Tuesday 14 October 2014

Barack's continued failure on Iraq

Barack's continued failure on Iraq



The Common Ills
Though he's failed to expand efforts to address it, US President Barack Obama has insisted for months that Iraq needs political solutions, not military ones.

He's done nothing on that front.  But he has bombed repeatedly in the last months.

Big surprise a 'plan' that begins and ends with bombing accomplishes not one damn thing.


If you're not getting how bad things are in Iraq, how in need of political solutions the country is, note that All Iraq News reports the Council of Ministers met today and did not -- did not -- address the 2014 budget.

Iraq has still not passed a 2014 budget.

The 2015 calendar year starts January 1st, yes.  The 2015 fiscal year?

It started October 1st.

Yet the Council of Ministers, in place for over a month now, just like the previous Council of Ministers they replaced, are unable to pass a budget that should have passed no later than September 30, 2013.


CBS News reports, "President Obama met military commanders from more than 20 countries on Tuesday to discuss how to fight the Islamic State of Iraq and Syria (ISIS)."


And that will provide political solutions how?

It won't.

The 'plan' is a failure revealing that the man is a failure.

He has no answers and he's just going to keep making war.

Until he stops, he's ensuring that this last act in the final years of his presidency will be used as a metaphor for his entire eight years -- someone who hesitated, refused to make decisions, then threw force at the issue when he had no answers and then refused to modify his actions when the proof of the failure was there for everyone to see.


BBC reports:
Turkish F-16 and F-4 warplanes have bombed Kurdish PKK rebel targets near the Iraqi border, as their ceasefire comes under increasing strain.

The air strikes on Daglica were in response to PKK shelling of a military outpost, the armed forces said.

You can do Turkey a favor and pretend this is somehow 'Islamic State' related.

It's not.

But you can play dumb.  AFP does.

This is part of the non-stop violence that began in the 80s between the PKK (Kurdish group that uses violence) and the Turkish government.  At the heart of it all, the PKK feels the Kurds are discriminated against in Turkey -- and they are.

During Nouri al-Maliki's first term as prime minister of Iraq, Turkey began bombing northern Iraq.

They did so with the help of the US government which, among other things, provided 'intelligence.'

For Iraq it wasn't a big deal at first.  By the time Nouri was in his second term, it was.  Iraqis -- not just in the north where the bombings took place -- were outraged by the attacks on their sovereignty and by the civilians being killed in these bombings.

Maybe AFP and others have to lie today because they don't want you to know that Barack's bombings today will soon meet the same fate with Iraqi citizens calling out their 'leaders' who allow the country to be bombed and innocents to be killed.


Amnesty International has a new report:

Shi’a militias, supported and armed by the government of Iraq, have abducted and killed scores of Sunni civilians in recent months and enjoy total impunity for these war crimes, said Amnesty International in a new briefing published today.

Absolute Impunity: Militia Rule in Iraq provides harrowing details of sectarian attacks carried out by increasingly powerful Shi’a militias in Baghdad, Samarra and Kirkuk, apparently in revenge for attacks by the armed group that calls itself the Islamic State (IS).
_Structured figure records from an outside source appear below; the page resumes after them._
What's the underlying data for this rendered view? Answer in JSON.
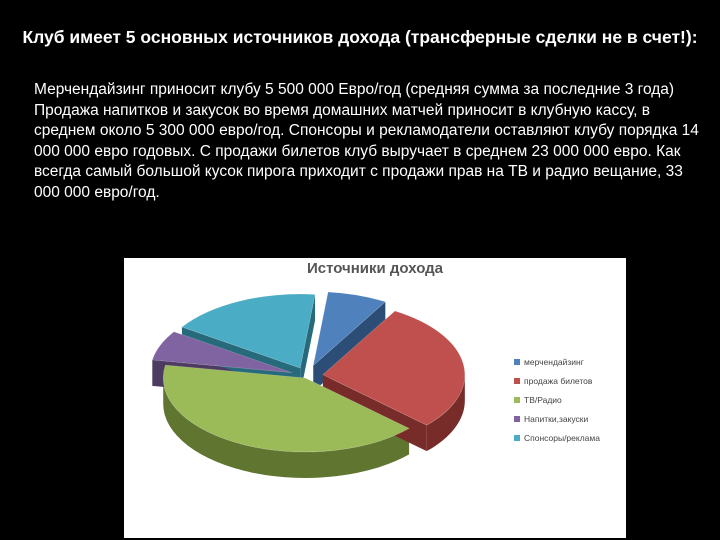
{
  "heading": "Клуб имеет 5 основных источников дохода (трансферные сделки не в счет!):",
  "paragraphs": [
    "Мерчендайзинг приносит клубу 5 500 000 Евро/год (средняя сумма за последние 3 года)",
    "Продажа напитков и закусок во время домашних матчей приносит в клубную кассу, в среднем около 5 300 000 евро/год. Спонсоры и рекламодатели оставляют клубу порядка 14 000 000 евро годовых. С продажи билетов клуб выручает в среднем 23 000 000 евро. Как всегда самый большой кусок пирога приходит с продажи прав на ТВ и радио вещание, 33 000 000 евро/год."
  ],
  "chart_data": {
    "type": "pie",
    "style": "3d-exploded",
    "title": "Источники дохода",
    "legend_position": "right",
    "categories": [
      "мерчендайзинг",
      "продажа билетов",
      "ТВ/Радио",
      "Напитки,закуски",
      "Спонсоры/реклама"
    ],
    "values": [
      5500000,
      23000000,
      33000000,
      5300000,
      14000000
    ],
    "colors": [
      "#4f81bd",
      "#c0504d",
      "#9bbb59",
      "#8064a2",
      "#4bacc6"
    ],
    "side_colors": [
      "#2c4d75",
      "#772c2a",
      "#5f7530",
      "#4d3b62",
      "#276a7c"
    ]
  }
}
Scores of unidentified bodies have been discovered across the country handcuffed and with gunshot wounds to the head, indicating a pattern of deliberate execution-style killings.
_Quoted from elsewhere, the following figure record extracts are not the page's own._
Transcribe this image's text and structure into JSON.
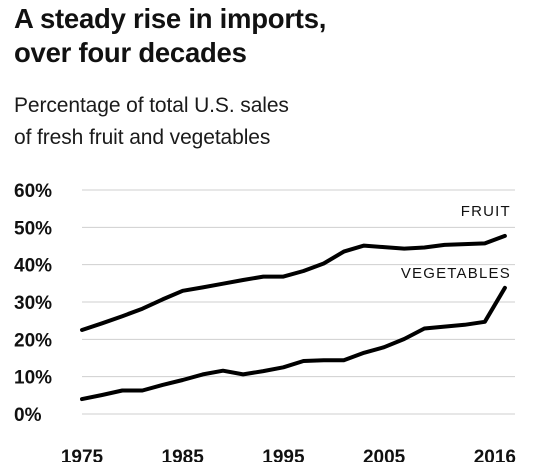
{
  "header": {
    "title_line1": "A steady rise in imports,",
    "title_line2": "over four decades",
    "subtitle_line1": "Percentage of total U.S. sales",
    "subtitle_line2": "of fresh fruit and vegetables"
  },
  "chart_data": {
    "type": "line",
    "title": "A steady rise in imports, over four decades",
    "subtitle": "Percentage of total U.S. sales of fresh fruit and vegetables",
    "xlabel": "",
    "ylabel": "",
    "xlim": [
      1975,
      2018
    ],
    "ylim": [
      0,
      60
    ],
    "y_ticks": [
      0,
      10,
      20,
      30,
      40,
      50,
      60
    ],
    "y_tick_labels": [
      "0%",
      "10%",
      "20%",
      "30%",
      "40%",
      "50%",
      "60%"
    ],
    "x_ticks": [
      1975,
      1985,
      1995,
      2005,
      2016
    ],
    "x_tick_labels": [
      "1975",
      "1985",
      "1995",
      "2005",
      "2016"
    ],
    "grid": true,
    "legend": "direct labels",
    "colors": {
      "line": "#000000",
      "grid": "#cfcfcf",
      "text": "#111111"
    },
    "series": [
      {
        "name": "FRUIT",
        "x": [
          1975,
          1977,
          1979,
          1981,
          1983,
          1985,
          1987,
          1989,
          1991,
          1993,
          1995,
          1997,
          1999,
          2001,
          2003,
          2005,
          2007,
          2009,
          2011,
          2013,
          2015,
          2017
        ],
        "values": [
          22.5,
          24.3,
          26.2,
          28.2,
          30.7,
          33,
          33.9,
          34.9,
          35.9,
          36.8,
          36.8,
          38.3,
          40.3,
          43.5,
          45.1,
          44.7,
          44.3,
          44.6,
          45.3,
          45.5,
          45.7,
          47.7
        ]
      },
      {
        "name": "VEGETABLES",
        "x": [
          1975,
          1977,
          1979,
          1981,
          1983,
          1985,
          1987,
          1989,
          1991,
          1993,
          1995,
          1997,
          1999,
          2001,
          2003,
          2005,
          2007,
          2009,
          2011,
          2013,
          2015,
          2017
        ],
        "values": [
          4,
          5.1,
          6.3,
          6.3,
          7.8,
          9.1,
          10.6,
          11.6,
          10.6,
          11.5,
          12.5,
          14.2,
          14.4,
          14.4,
          16.4,
          17.9,
          20.1,
          22.9,
          23.4,
          23.9,
          24.7,
          33.8
        ]
      }
    ]
  }
}
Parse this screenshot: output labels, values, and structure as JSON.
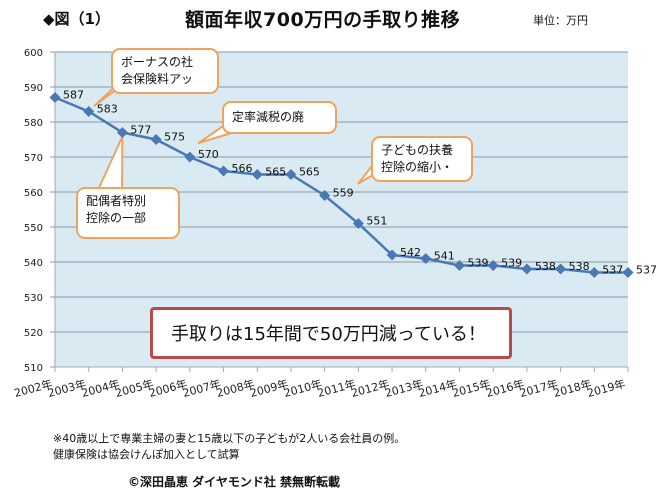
{
  "header": {
    "figure_label": "◆図（1）",
    "title": "額面年収700万円の手取り推移",
    "unit": "単位：万円"
  },
  "chart_data": {
    "type": "line",
    "title": "額面年収700万円の手取り推移",
    "xlabel": "",
    "ylabel": "",
    "unit": "万円",
    "categories": [
      "2002年",
      "2003年",
      "2004年",
      "2005年",
      "2006年",
      "2007年",
      "2008年",
      "2009年",
      "2010年",
      "2011年",
      "2012年",
      "2013年",
      "2014年",
      "2015年",
      "2016年",
      "2017年",
      "2018年",
      "2019年"
    ],
    "series": [
      {
        "name": "手取り",
        "values": [
          587,
          583,
          577,
          575,
          570,
          566,
          565,
          565,
          559,
          551,
          542,
          541,
          539,
          539,
          538,
          538,
          537,
          537
        ],
        "color": "#4a78b5"
      }
    ],
    "data_labels": [
      "587",
      "583",
      "577",
      "575",
      "570",
      "566",
      "565",
      "565",
      "559",
      "551",
      "542",
      "541",
      "539",
      "539",
      "538",
      "538",
      "537",
      "537"
    ],
    "ylim": [
      510,
      600
    ],
    "yticks": [
      "510",
      "520",
      "530",
      "540",
      "550",
      "560",
      "570",
      "580",
      "590",
      "600"
    ],
    "grid": true,
    "legend": "none",
    "plot_background": "#daeaf3",
    "gridline_color": "#8a9aa6"
  },
  "annotations": {
    "bonus": [
      "ボーナスの社",
      "会保険料アッ"
    ],
    "spouse": [
      "配偶者特別",
      "控除の一部"
    ],
    "teiritsu": [
      "定率減税の廃"
    ],
    "children": [
      "子どもの扶養",
      "控除の縮小・"
    ],
    "banner": "手取りは15年間で50万円減っている！",
    "callout_border": "#f0a35e",
    "banner_border": "#b84a4a"
  },
  "footer": {
    "note1": "※40歳以上で専業主婦の妻と15歳以下の子どもが2人いる会社員の例。",
    "note2": "健康保険は協会けんぽ加入として試算",
    "credit": "©深田晶恵 ダイヤモンド社 禁無断転載"
  }
}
“By granting its blessing to militias who routinely commit such abhorrent abuses, the Iraqi government is sanctioning war crimes and fuelling a dangerous cycle of sectarian violence that is tearing the country apart. Iraqi government support for militia rule must end now,” said Donatella Rovera, Amnesty International’s Senior Crisis Response Adviser.
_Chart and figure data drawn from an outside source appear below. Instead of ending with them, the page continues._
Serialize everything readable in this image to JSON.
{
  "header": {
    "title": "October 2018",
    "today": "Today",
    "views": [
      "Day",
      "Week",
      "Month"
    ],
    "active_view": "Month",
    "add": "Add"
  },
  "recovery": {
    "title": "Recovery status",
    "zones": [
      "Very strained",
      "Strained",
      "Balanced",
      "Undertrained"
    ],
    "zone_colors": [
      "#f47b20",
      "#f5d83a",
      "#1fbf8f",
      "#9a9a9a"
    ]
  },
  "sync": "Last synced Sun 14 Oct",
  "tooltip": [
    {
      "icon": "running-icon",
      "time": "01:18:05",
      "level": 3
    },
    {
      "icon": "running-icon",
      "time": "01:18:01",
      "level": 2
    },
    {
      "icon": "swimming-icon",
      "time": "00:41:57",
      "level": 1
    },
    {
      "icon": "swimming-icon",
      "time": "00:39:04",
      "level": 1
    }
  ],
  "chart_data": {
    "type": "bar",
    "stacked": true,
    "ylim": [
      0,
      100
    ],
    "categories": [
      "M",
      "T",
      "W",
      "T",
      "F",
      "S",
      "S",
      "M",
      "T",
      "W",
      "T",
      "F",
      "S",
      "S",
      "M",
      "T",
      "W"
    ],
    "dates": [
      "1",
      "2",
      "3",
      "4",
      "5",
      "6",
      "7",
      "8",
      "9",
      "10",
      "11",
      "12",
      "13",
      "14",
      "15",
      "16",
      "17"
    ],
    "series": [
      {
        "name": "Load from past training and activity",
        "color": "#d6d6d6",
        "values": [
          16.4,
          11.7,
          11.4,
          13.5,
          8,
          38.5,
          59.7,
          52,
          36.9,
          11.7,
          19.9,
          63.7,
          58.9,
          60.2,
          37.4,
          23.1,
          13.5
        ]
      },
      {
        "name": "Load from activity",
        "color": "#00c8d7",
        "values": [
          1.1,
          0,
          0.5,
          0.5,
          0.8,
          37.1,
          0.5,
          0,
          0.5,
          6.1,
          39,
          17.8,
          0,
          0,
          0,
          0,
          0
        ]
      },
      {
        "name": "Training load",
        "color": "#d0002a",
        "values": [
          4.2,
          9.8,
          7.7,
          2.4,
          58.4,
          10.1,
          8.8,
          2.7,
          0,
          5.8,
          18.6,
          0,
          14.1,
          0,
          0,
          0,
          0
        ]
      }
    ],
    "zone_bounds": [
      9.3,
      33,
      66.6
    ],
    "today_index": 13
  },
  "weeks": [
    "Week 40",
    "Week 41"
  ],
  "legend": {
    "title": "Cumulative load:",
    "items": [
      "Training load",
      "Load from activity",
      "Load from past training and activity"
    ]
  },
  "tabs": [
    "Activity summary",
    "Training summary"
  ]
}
The fate of many of those abducted by Shi'a militias weeks and months ago remains unknown. Some captives were killed even after their families had paid ransoms of $80,000 and more to secure their release.

Salem, a 40-year-old businessman and father of nine from Baghdad was abducted in July. Two weeks after his family had paid the kidnappers a $60,000 ransom, his body was found in Baghdad’s morgue; with his head crushed and his hands still cuffed together.